Lately I’ve had bad luck plugging in USB devices into my home development PC. I would go to sync up my Zen (or since Christmas, my iPod Touch) and bad things would happen. As soon as the USB cable touched the device, the PC would reboot. I hate it when that happens. I learned to touch some metal object to ground myself, but that didn’t always work.
It’s pretty dry in my house during winter. Walking across the carpet, I seem to pick up a critical amount of static electricity. Oddly enough, the reboot never happened when I sync’ed my daughters’ iPods to the family PC that we all share. Same dry air, nearly the same carpet. But different PC hardware. The family PC is a basic Dell Core Duo box. Nothing fancy, but good enough.
My machine is one that I had custom built. Roughly the same CPU, just the AMD flavor, but with more bells and whistles. I wanted dual NICs, RAID 5, FireWire, beefier PSU, and a quieter case. I wrote about that machine a while back, it’s worked out pretty well so far.

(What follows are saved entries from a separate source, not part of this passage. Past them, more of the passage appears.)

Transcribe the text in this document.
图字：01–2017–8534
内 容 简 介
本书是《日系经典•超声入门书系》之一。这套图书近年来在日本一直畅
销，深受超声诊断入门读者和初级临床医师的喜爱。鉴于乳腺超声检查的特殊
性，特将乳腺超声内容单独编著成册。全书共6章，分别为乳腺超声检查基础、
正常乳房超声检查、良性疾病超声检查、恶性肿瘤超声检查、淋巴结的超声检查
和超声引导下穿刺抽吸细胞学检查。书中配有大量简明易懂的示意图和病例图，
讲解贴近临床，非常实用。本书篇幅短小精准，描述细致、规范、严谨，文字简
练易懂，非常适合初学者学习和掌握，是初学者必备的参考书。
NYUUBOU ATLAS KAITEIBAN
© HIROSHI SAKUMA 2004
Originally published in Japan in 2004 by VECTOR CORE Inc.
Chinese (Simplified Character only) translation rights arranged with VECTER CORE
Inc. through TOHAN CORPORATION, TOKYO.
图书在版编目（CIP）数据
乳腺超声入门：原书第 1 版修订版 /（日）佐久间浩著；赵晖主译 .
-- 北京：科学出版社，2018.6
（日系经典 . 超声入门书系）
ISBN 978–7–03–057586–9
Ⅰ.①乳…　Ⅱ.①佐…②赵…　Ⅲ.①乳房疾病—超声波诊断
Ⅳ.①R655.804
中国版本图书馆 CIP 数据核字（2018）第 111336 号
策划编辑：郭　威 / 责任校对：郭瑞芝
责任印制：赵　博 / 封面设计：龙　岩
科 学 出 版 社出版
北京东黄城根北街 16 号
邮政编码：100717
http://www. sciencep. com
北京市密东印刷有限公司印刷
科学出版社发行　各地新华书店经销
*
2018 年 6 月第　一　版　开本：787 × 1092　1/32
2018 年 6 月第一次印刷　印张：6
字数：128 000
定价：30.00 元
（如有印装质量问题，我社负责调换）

It seems that it was the case that’s doing me in. I’ve been a big fan of Antec cases, and this case is a Sonata II. Nice design and very easy to work. It has the extra touches that you would want, like a dust filter in front of the fan that pulls air into the case. But it appears that that there are grounding issues with the USB connectors on the front panel. I did a few quick searches through the series of tubes and found way too many hits for “antec sonata usb ground static” to be coincidental.
The obvious solution would be connect a wire to the front panel that has the USB ports and ground it to the case. That will be a weekend project because the internal drive bays block access to the front panel. In the meanwhile, I’m taking the lazy way out. I had a spare 4 port USB hub that Microsoft gave out at DevConnections a few months back and I connected it to one of the USB ports on the motherboard shield at the back of the PC. Those ports are grounded. I also an running a vaporizer in my office when I’m working. I need to get a humidifier, but the vaporizer was handy.
Between those two hacks, the static discharge problem appears to have been eliminated. I’m not thrilled with Antec at the moment. These are premium cases (or at least more expensive than the budget cases) and you would think that all of the ports would be grounded. After skimming through the various message boards about this problem with multiple Antec cases, I wonder this will be my last Antec case.